In January of 1946, brother Arthur was mustered out of the service and returned home having safely come through the dangers of war as a battlefield surgeon, much to the relief and happiness of father and mother and the rest of the family. I continued to serve in the 545th O.M Depot Company in Inchon, below the 38 parallel in South Korea, as part of the US Army of Occupation, while the Russian Army was occupying North Korea, above the 38th parallel. Our future at that time was still unknown. As far as we, who were part of the American Army of Occupation, holding the fort in South Korea, were concerned, we were still in the service for the duration! However, since hostilities with Japan had ended with the surrender in September, the minds of both mother and father about my safety had been eased and, of course, they were overjoyed to have Arthur back home and back in a surgical residency at St. Vincent Charity Hospital in Cleveland.

By the end of 1945, many of the South Koreans began to ask us, “when are you going home?” This was natural. After all who in any land would want to have foreign troops in their country for any length of time? It was not because we were creating any problems for them at the time. It was, as I believed then, and still do now, the normal reaction of a patriot of any nation! About that time, we learned that President Harry Truman had issued a directive for downsizing the Army and had setup a point system for gradually getting citizen soldiers out of the service and back home as soon as possible. In early February, I received word that I had finally accumulated the required number of points to be mustered out of the service along with a number of others in my unit. We were sent to an evacuation station at the Port of Inchon for processing out. We boarded troop ship US Admiral Eberle on February 14 and sailed for home on February 18. We arrived at the port of Seattle in the State of Washington on March 1, where we went through the first stages of the discharge process. On March 5, we were sent on to the Separation Center at Camp Atterbury, Indiana on a slow moving troop train, which took four days to get there because of the many unexplained stops that we had to make along the way! We arrived there on the 9th of March. It seemed like there were thousands of us there waiting to be discharged. It took five days for me to get processed through! However, at long last I finally got my Honorable Discharge papers early on the morning of March 14, given my mustering out pay, and train fare to Cleveland, Ohio. “I was finally on my way home, a civilian again!”

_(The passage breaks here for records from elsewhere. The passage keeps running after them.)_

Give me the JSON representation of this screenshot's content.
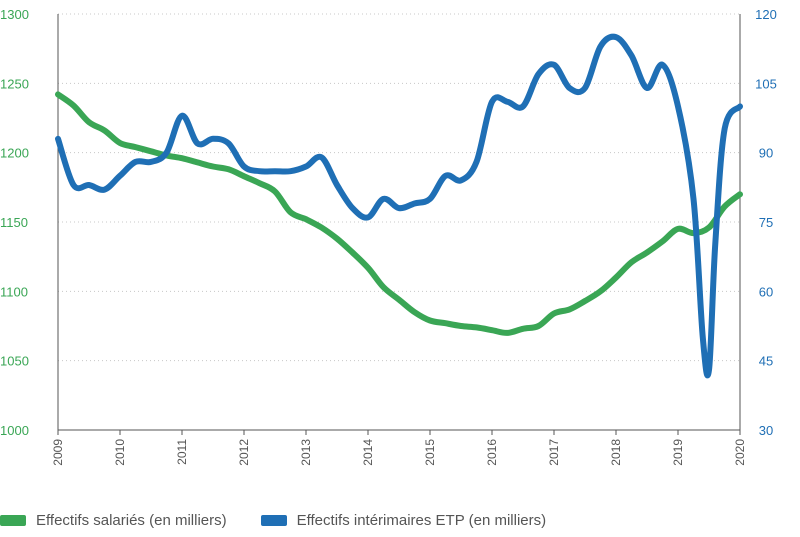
{
  "chart_data": {
    "type": "line",
    "title": "",
    "xlabel": "",
    "ylabel_left": "",
    "ylabel_right": "",
    "x_tick_labels": [
      "2009",
      "2010",
      "2011",
      "2012",
      "2013",
      "2014",
      "2015",
      "2016",
      "2017",
      "2018",
      "2019",
      "2020"
    ],
    "xlim": [
      2009.0,
      2020.0
    ],
    "ylim_left": [
      1000,
      1300
    ],
    "yticks_left": [
      "1000",
      "1050",
      "1100",
      "1150",
      "1200",
      "1250",
      "1300"
    ],
    "ylim_right": [
      30,
      120
    ],
    "yticks_right": [
      "30",
      "45",
      "60",
      "75",
      "90",
      "105",
      "120"
    ],
    "grid": "horizontal dotted",
    "legend_position": "bottom",
    "series": [
      {
        "name": "Effectifs salariés (en milliers)",
        "axis": "left",
        "color": "#3aa655",
        "x": [
          2009.0,
          2009.25,
          2009.5,
          2009.75,
          2010.0,
          2010.25,
          2010.5,
          2010.75,
          2011.0,
          2011.25,
          2011.5,
          2011.75,
          2012.0,
          2012.25,
          2012.5,
          2012.75,
          2013.0,
          2013.25,
          2013.5,
          2013.75,
          2014.0,
          2014.25,
          2014.5,
          2014.75,
          2015.0,
          2015.25,
          2015.5,
          2015.75,
          2016.0,
          2016.25,
          2016.5,
          2016.75,
          2017.0,
          2017.25,
          2017.5,
          2017.75,
          2018.0,
          2018.25,
          2018.5,
          2018.75,
          2019.0,
          2019.25,
          2019.5,
          2019.75,
          2020.0
        ],
        "values": [
          1242,
          1234,
          1222,
          1216,
          1207,
          1204,
          1201,
          1198,
          1196,
          1193,
          1190,
          1188,
          1183,
          1178,
          1172,
          1157,
          1152,
          1146,
          1138,
          1128,
          1117,
          1103,
          1094,
          1085,
          1079,
          1077,
          1075,
          1074,
          1072,
          1070,
          1073,
          1075,
          1084,
          1087,
          1093,
          1100,
          1110,
          1121,
          1128,
          1136,
          1145,
          1142,
          1146,
          1161,
          1170
        ]
      },
      {
        "name": "Effectifs intérimaires ETP (en milliers)",
        "axis": "right",
        "color": "#1f6fb5",
        "x": [
          2009.0,
          2009.25,
          2009.5,
          2009.75,
          2010.0,
          2010.25,
          2010.5,
          2010.75,
          2011.0,
          2011.25,
          2011.5,
          2011.75,
          2012.0,
          2012.25,
          2012.5,
          2012.75,
          2013.0,
          2013.25,
          2013.5,
          2013.75,
          2014.0,
          2014.25,
          2014.5,
          2014.75,
          2015.0,
          2015.25,
          2015.5,
          2015.75,
          2016.0,
          2016.25,
          2016.5,
          2016.75,
          2017.0,
          2017.25,
          2017.5,
          2017.75,
          2018.0,
          2018.25,
          2018.5,
          2018.75,
          2019.0,
          2019.25,
          2019.4,
          2019.5,
          2019.6,
          2019.75,
          2020.0
        ],
        "values": [
          93,
          83,
          83,
          82,
          85,
          88,
          88,
          90,
          98,
          92,
          93,
          92,
          87,
          86,
          86,
          86,
          87,
          89,
          83,
          78,
          76,
          80,
          78,
          79,
          80,
          85,
          84,
          88,
          101,
          101,
          100,
          107,
          109,
          104,
          104,
          113,
          115,
          111,
          104,
          109,
          100,
          80,
          50,
          43,
          70,
          95,
          100
        ]
      }
    ]
  }
}
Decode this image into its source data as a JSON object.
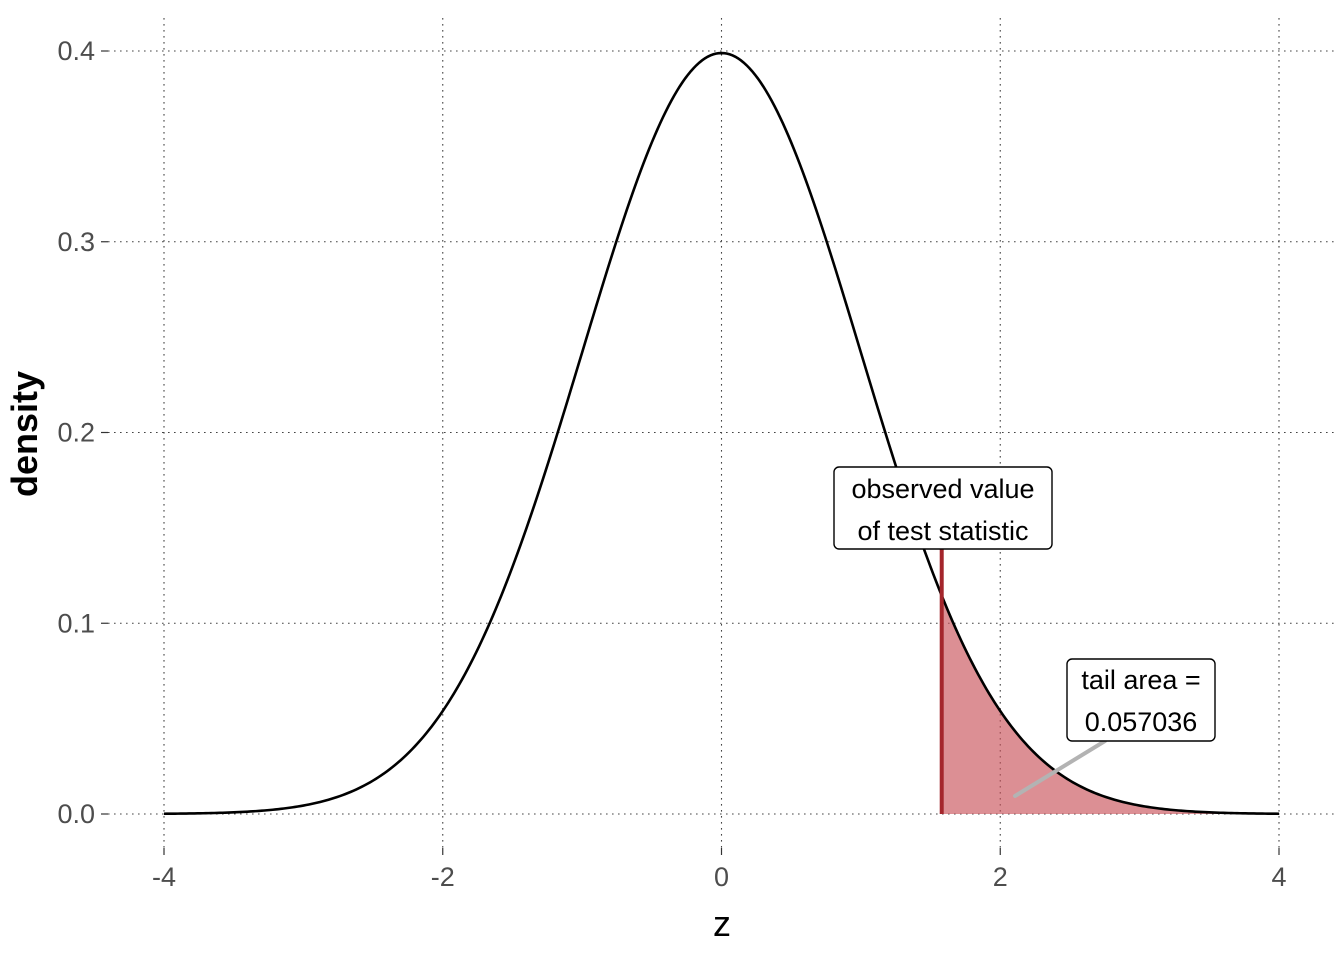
{
  "chart_data": {
    "type": "area",
    "title": "",
    "xlabel": "z",
    "ylabel": "density",
    "xlim": [
      -4,
      4
    ],
    "ylim": [
      0,
      0.4
    ],
    "x_ticks": [
      -4,
      -2,
      0,
      2,
      4
    ],
    "x_tick_labels": [
      "-4",
      "-2",
      "0",
      "2",
      "4"
    ],
    "y_ticks": [
      0,
      0.1,
      0.2,
      0.3,
      0.4
    ],
    "y_tick_labels": [
      "0.0",
      "0.1",
      "0.2",
      "0.3",
      "0.4"
    ],
    "grid": true,
    "series": [
      {
        "name": "standard normal density",
        "distribution": "normal",
        "mean": 0,
        "sd": 1,
        "x_range": [
          -4,
          4
        ]
      }
    ],
    "observed_statistic": 1.58,
    "shaded_region": {
      "from": 1.58,
      "to": 4
    },
    "annotations": {
      "observed": {
        "lines": [
          "observed value",
          "of test statistic"
        ]
      },
      "tail": {
        "lines": [
          "tail area =",
          "0.057036"
        ]
      }
    },
    "colors": {
      "curve": "#000000",
      "fill": "#c9535a",
      "fill_opacity": 0.65,
      "observed_line": "#a4262c",
      "leader": "#b3b3b3"
    }
  }
}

I arrived at the Cleveland Union Terminal at 7:30 A.M. on the morning of March 151 1946. Whenever I have walked or driven by that great tower of a building in the years that have passed since my arrival on that morning, I have felt that same sense of exhilaration and sense of freedom that I felt on that morning! I can see myself, in olive drab striding up the ramp of the main concourse, as it was at the time, feeling fit and full of vim and vigor, carrying only a brown leather shaving kit that brother Nick had given me when I left that same terminal almost three years before! I had left all other military” impedimenta behind! By the way, 64 My Father Was a Tailor I still have that old leather kit and I still carry it with me when I go on trips. It has become an icon for me, a symbol, because it went with me as an important part of my gear from basic training, through six Army Camps, to the Asiatic/Pacific Theater and back home!

When I came out of the Terminal Building, and got my first glimpse of Public Square, the sun was shining and the sky was clear blue, without a cloud to mar its azure beauty. I stood in the middle of the sidewalk, gaping at every part of the Square as people scurried around me, on their way to work. I asked a gentleman whether the Lorain Avenue street car still stopped on the square directly across from the Terminal? He nodded, at the same time pointing to the street car that was arriving at that very moment across the way. I thanked him and ran across the street just in time to board it for the last leg of my journey home.